- Education: University of Virginia
- Occupations: Author, Venture Capital
- Board member of: Bumble, Spanx
- Spouse: John Griffin
- Children: 4

= Amy Griffin (author) =

American venture capitalist

Amy Griffin is an American venture capitalist and author who founded G9 Ventures. She is most known for her book The Tell (about her experiences with processing trauma) which became a New York Times Bestseller.

== Early life ==
Griffin was born and grew up in Texas. Her father was CEO of Toot'n Totum, a Texas-based chain of convenience and auto-service stores. She is a graduate of the University of Virginia. At 27, she married John Griffin, founder of hedge fund Blue Ridge Capital, on May 3, 2003.

==Career==

In her twenties, Griffin worked in marketing and promotions at Sports Illustrated magazine.

In 2017, Griffin created G9 ventures, where she has helped to coordinate deals including Blackstone’s investment into Reese Witherspoon’s production company Hello Sunshine and Bumble’s IPO in 2021.

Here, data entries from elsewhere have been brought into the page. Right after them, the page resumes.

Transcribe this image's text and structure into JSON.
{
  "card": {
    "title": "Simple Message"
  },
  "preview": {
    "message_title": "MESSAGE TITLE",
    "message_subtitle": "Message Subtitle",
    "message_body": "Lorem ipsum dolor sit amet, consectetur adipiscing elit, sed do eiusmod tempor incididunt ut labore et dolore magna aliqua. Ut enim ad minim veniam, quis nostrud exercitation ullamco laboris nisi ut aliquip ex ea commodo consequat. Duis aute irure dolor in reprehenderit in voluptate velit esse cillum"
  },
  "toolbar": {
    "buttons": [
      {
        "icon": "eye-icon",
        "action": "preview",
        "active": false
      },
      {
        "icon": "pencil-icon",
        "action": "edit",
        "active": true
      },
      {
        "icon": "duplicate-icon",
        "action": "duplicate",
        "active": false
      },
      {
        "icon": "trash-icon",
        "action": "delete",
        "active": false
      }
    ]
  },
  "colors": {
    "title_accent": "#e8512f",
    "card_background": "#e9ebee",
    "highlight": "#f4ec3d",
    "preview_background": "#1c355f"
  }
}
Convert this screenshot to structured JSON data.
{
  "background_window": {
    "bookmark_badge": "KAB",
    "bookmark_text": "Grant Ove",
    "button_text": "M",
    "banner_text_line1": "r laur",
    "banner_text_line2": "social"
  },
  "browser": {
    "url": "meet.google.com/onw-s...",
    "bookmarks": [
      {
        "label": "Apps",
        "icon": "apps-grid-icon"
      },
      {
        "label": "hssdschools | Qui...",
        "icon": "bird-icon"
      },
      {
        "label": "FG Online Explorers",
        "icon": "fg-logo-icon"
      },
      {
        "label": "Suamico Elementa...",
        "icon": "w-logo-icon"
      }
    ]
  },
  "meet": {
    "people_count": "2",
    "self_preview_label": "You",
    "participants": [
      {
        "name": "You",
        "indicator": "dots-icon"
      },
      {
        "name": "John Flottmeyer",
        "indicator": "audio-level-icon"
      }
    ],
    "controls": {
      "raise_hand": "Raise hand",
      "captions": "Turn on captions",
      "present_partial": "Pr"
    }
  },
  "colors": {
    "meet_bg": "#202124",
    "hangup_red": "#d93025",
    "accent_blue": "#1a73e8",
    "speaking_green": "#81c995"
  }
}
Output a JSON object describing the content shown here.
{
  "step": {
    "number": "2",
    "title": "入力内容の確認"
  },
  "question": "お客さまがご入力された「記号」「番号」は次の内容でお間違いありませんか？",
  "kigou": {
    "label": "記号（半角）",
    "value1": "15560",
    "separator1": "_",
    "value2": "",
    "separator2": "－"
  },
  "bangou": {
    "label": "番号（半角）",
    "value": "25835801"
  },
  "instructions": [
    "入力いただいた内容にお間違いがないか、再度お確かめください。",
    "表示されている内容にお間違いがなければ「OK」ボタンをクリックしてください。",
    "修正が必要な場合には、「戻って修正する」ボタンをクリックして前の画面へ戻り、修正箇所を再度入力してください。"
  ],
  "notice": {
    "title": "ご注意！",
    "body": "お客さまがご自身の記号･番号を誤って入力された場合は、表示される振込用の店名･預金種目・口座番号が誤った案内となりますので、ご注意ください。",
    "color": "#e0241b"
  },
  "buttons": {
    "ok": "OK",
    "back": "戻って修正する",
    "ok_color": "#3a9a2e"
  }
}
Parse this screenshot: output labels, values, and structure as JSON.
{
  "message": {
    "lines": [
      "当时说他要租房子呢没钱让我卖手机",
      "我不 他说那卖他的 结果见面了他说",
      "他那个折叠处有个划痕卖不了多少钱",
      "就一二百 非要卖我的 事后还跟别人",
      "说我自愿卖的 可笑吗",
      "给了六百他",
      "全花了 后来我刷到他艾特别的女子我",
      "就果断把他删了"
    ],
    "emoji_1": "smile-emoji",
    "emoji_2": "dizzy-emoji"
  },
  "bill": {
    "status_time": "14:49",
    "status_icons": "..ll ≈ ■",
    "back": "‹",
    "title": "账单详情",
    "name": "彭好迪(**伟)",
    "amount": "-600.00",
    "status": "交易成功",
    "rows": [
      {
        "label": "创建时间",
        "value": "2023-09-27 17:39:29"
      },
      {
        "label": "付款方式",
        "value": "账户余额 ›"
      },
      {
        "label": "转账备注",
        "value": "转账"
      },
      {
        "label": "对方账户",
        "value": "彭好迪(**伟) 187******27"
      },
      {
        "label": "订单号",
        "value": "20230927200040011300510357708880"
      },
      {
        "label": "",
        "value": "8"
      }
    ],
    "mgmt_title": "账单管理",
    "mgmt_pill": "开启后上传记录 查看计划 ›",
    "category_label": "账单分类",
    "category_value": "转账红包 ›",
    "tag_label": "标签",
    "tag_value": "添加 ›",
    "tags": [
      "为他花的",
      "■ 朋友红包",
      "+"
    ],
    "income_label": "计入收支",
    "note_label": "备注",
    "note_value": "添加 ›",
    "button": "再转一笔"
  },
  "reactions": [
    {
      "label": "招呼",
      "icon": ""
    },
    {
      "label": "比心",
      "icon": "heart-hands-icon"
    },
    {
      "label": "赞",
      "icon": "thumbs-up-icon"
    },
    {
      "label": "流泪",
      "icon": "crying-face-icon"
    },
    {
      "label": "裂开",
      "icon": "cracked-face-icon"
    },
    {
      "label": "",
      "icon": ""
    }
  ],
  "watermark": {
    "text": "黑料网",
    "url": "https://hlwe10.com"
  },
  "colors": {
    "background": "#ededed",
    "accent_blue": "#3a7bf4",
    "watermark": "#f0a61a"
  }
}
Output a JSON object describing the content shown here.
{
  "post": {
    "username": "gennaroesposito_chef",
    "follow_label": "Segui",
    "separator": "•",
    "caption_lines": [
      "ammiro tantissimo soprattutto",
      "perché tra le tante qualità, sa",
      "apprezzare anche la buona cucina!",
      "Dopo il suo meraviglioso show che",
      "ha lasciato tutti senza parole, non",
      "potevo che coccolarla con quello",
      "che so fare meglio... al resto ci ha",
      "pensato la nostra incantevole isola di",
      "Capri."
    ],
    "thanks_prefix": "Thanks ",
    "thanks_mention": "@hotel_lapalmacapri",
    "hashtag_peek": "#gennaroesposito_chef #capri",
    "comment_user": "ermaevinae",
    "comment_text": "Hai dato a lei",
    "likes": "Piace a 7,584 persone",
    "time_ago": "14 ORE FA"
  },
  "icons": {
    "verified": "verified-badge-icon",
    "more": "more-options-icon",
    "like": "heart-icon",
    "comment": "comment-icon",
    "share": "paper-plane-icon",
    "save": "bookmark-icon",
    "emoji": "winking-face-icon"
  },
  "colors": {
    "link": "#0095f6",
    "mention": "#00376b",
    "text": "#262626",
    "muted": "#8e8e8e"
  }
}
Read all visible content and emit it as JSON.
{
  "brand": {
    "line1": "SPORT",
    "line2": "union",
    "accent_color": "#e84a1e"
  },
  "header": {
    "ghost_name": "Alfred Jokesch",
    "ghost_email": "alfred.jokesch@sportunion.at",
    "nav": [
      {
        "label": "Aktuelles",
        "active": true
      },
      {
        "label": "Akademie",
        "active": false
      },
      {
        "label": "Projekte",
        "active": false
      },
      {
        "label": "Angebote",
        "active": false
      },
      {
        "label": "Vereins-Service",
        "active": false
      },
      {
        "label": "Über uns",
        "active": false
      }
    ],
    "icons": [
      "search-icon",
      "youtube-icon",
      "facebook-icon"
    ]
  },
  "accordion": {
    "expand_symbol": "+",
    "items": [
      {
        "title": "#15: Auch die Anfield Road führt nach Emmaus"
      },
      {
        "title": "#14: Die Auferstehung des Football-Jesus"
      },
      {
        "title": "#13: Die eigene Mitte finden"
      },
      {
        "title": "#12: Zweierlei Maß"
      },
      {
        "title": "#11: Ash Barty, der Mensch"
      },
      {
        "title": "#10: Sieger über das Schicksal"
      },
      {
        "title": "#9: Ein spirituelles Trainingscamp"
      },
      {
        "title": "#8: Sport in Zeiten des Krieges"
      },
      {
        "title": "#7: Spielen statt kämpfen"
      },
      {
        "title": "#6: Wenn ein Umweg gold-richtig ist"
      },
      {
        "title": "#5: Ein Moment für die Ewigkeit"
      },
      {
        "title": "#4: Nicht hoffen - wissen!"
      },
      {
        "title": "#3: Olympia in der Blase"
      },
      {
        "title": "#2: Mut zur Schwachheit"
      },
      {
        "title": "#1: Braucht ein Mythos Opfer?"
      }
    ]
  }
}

In 2021, Griffin became a trustee of the Metropolitan Museum of Art. She has also been involved with the New York Public Library.

===Book===
In early 2025, Griffin published a book, The Tell, about her experiences with processing trauma as a survivor of sexual abuse. The book became a New York Times Bestseller and was featured on Oprah's Book Club in March 2025.

In September 2025, readers, physicians, and online reviewers raised concerns about the veracity of the claims Griffin made in her book. According to the New York Times, "Some have questioned the reliability of decades-old memories unearthed during drug-assisted therapy. Others have wondered how such abuse could take place in a public school without any adults picking up clues.

In March 2026, a former classmate sued Griffin for invasion of privacy and related claims, alleging that the sexual assault incidents described in The Tell actually happened to the former classmate, not Griffin. In June 2026, Griffin sued the classmate for defamation for accusing her of being a fraud and a thief.